Symptoms are non-specific and depend on the location of the tumour. This lesion primarily described by Bahadori and Liebow in 1973.(7) Patients with intra-abdominal tumours most commonly present with intermittent abdominal pain due to the solid mass and the abdominal distention, as well as with weight loss, malaise, anorexia, and vomiting. Rarely, the presentation may be complicated by an intestinal obstruction, intussusception, or acute abdomen mimicking acute appendicitis, perforation.(2)
In hemodynamically stable patients with complicated hernia with hard lump, a CECT scan is advisable to rule out a malignancy pre-operatively. The mortality rates in patients with sepsis are high, if intervention not done early.
In present case, we suspected strangulated type incisional hernia, so an emergency surgical intervention without a confirmatory radiological diagnosis was done. Intraoperatively, after drainage of pus, we found that the palpable hard lump was tumour of ileum involving proximal part of transeverse colon, for which right hemicolectomy was performed. That tumour was histologically inflammatory myo-fibroblastic tumour of ileum of intermediate category.
IMTs generally have a benign course, and recurrence or distant metastasis is rare. The incidence of local recurrence has been reported to be 15-37 % when an IMT is located in the mesentery or the retroperitoneum. Nevertheless, to our knowledge, no precise recommendations exist in the literature on the necessity of any additional therapy. Complete surgical resection remains the treatment of choice for IMT.(2)
Conclusion
This is the first case of small bowel inflammatory myo-fibroblastic tumor infiltrating transverse colon, presenting as incarcerated incisional hernia with a contained perforation through open appendicectomy scar. A malignant tumour of bowel can be kept as differential for irreducible or incarcerated hernia with hard lump.
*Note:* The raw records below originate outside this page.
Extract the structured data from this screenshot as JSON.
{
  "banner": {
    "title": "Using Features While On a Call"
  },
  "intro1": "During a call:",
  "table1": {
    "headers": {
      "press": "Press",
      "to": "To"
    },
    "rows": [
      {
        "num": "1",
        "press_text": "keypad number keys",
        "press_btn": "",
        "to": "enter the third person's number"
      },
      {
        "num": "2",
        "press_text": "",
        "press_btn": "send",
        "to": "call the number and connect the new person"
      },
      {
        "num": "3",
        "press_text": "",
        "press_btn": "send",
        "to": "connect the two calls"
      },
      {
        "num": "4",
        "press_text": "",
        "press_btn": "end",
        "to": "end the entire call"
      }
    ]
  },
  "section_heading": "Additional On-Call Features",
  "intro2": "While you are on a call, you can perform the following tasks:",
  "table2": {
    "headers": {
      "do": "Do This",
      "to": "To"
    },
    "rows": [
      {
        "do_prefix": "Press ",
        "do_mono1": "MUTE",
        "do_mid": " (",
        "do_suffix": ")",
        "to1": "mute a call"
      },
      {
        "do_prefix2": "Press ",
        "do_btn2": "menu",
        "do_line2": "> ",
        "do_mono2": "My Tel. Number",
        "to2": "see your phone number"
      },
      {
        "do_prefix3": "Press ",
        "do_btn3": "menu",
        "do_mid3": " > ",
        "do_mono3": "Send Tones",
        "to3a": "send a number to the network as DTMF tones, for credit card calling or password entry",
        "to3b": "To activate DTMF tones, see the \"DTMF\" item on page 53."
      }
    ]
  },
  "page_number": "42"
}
Hemodynamically stable patient can be undergone contrast enhance computed tomography if feasible. However, unstable patients should be taken up for an emergency surgery. Resection according to malignant tumour resection protocols should be done, if intraoperative findings are suspicious of a malignancy.
References
- Secinti, Ilke E. Surprise in hernia sacs: Malignant tumor metastasis. Journal of Surgery and Medicine 6 (2022): 331-335.
- Salim, Maryam R. Inflammatory myofibroblastic tumor of the small bowel: a case report. Middle East Journal of Digestive Diseases 3 (2011): 134-137.
- Beltran, Marcelo A, Karina S. Cruces. Incisional hernia after McBurney incision: retrospective case-control study of risk factors and surgical treatment. World journal of surgery 32 (2008): 596-601.
- Choi, Pyong W. Incarcerated incisional hernia of the sigmoid colon after appendectomy: A case report. International journal of surgery case reports 31 (2017): 39-42.
- Hassan S, Mersad A, Etienne El-H. Perforated sigmoid colon cancer presenting as an incarcerated linguinal hernia: A case report. International Journal of Surgery Case Reports 72 (2020): 108-11.
- Oeconomopoulou, Alexandra, et al. Inflammatory myofibroblastic tumor of the small intestine mimicking acute appendicitis: a case report and review of the literature. Journal of Medical Case Reports 10 (2016): 1-4.
- Bahadori M. and Liebow A.A. Plasma Cell Granulomas of the Lung. Cancer ACS 31 (1973): 191-208.